Lorenzo Lotto[2] peintre vénitien, fut le compagnon et l’ami du Palma. Il imita pendant un temps la manière des Bellni et prit ensuite celle du Giorgione, comme l’attestent une foule de tableaux et de portraits que l’on voit à Venise, chez divers gentilshommes. Dans la maison d’Andrea Odoni se trouve un fort beau portrait de ce seigneur[3], de la main de Lorenzo ; Tommaso da Empoli, Florentin, possède de lui une Nativité du Christ[4], figurée pendant la nuit. Elle est très belle, parce qu’elle est éclairée par la lumière qui s’échappe de la personne du Christ : on y voit encore la Madone agenouillée et un personnage entier qui adore le Christ, et dont la figure reproduit les traits de Messer Marco Loredano.

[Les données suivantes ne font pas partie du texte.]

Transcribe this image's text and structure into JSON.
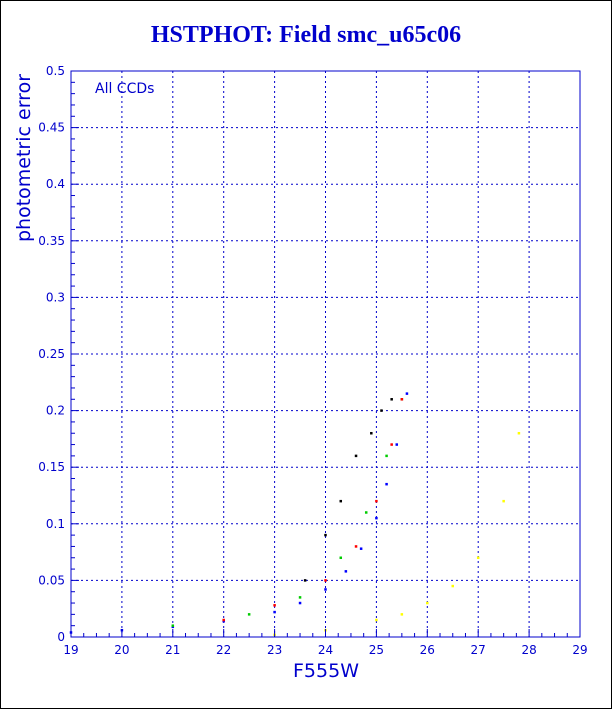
{
  "chart_data": {
    "type": "scatter",
    "title": "HSTPHOT: Field smc_u65c06",
    "xlabel": "F555W",
    "ylabel": "photometric error",
    "annotation": "All CCDs",
    "xlim": [
      19,
      29
    ],
    "ylim": [
      0,
      0.5
    ],
    "x_ticks": [
      "19",
      "20",
      "21",
      "22",
      "23",
      "24",
      "25",
      "26",
      "27",
      "28",
      "29"
    ],
    "y_ticks": [
      "0",
      "0.05",
      "0.1",
      "0.15",
      "0.2",
      "0.25",
      "0.3",
      "0.35",
      "0.4",
      "0.45",
      "0.5"
    ],
    "grid": true,
    "axis_color": "#0000cc",
    "series": [
      {
        "color": "#000000",
        "x": [
          23.6,
          24.0,
          24.3,
          24.6,
          24.9,
          25.1,
          25.3
        ],
        "y": [
          0.05,
          0.09,
          0.12,
          0.16,
          0.18,
          0.2,
          0.21
        ]
      },
      {
        "color": "#ff0000",
        "x": [
          22.0,
          23.0,
          24.0,
          24.6,
          25.0,
          25.3,
          25.5
        ],
        "y": [
          0.015,
          0.028,
          0.05,
          0.08,
          0.12,
          0.17,
          0.21
        ]
      },
      {
        "color": "#00cc00",
        "x": [
          21.0,
          22.5,
          23.5,
          24.3,
          24.8,
          25.2,
          25.5
        ],
        "y": [
          0.01,
          0.02,
          0.035,
          0.07,
          0.11,
          0.16,
          0.21
        ]
      },
      {
        "color": "#0000ff",
        "x": [
          19.0,
          20.0,
          21.0,
          22.0,
          23.0,
          23.5,
          24.0,
          24.4,
          24.7,
          25.0,
          25.2,
          25.4,
          25.6
        ],
        "y": [
          0.004,
          0.006,
          0.009,
          0.014,
          0.022,
          0.03,
          0.042,
          0.058,
          0.078,
          0.105,
          0.135,
          0.17,
          0.215
        ]
      },
      {
        "color": "#ffff00",
        "x": [
          23.0,
          24.0,
          25.0,
          25.5,
          26.0,
          26.5,
          27.0,
          27.5,
          27.8
        ],
        "y": [
          0.002,
          0.006,
          0.015,
          0.02,
          0.03,
          0.045,
          0.07,
          0.12,
          0.18
        ]
      }
    ]
  }
}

Pour les Carmes, il représenta sur un tableau un saint Nicolas revêtu d’habits pontificaux et planant dans les airs avec trois anges ; à ses pieds se tiennent sainte Lucie et saint Jean[5]. Le bas de ce tableau est occupé par un très beau paysage parsemé de petites figures et d’animaux. Sur l’un des côtés, saint Georges à cheval tue le dragon ; un peu plus loin, on aperçoit la jeune fille délivrée, et, dans le fond, une ville et un bras de mer. A San Giovanni e Paolo, dans la chapelle de saint Antonin, archevêque de Florence, il représenta ce saint assis entre deux prêtres, avec une multitude de gens dans le bas du tableau[6].

Étant encore jeune et imitant en partie la manière des Bellini et en partie celle de Giorgione, il fit, à San Domenico de Recanati, le tableau du maître-autel, divisé en six compartiments[7]. Dans celui du milieu, on voit la Vierge tenant l’Enfant Jésus et faisant remettre par un ange l’habit de son ordre à saint Dominique, agenouillé devant elle ; il y a encore deux petits enfants, dont l’un joue du luth et l’autre du rebec,

  1. Son testament est du 28 juillet 1528. 11 meurt au commencement du mois d’août de la même année.
  2. Né à Trévise. Il signait Laurentius Lotus Venetus.
  3. Tableau perdu.
  4. Ibid.
  5. En place, dans l’église Santa Maria del Carmine ; signé, daté 1529.
  6. Ce tableau est en place
  7. Id. Peint à Venise et envoyé à Recanati, peu après 1525.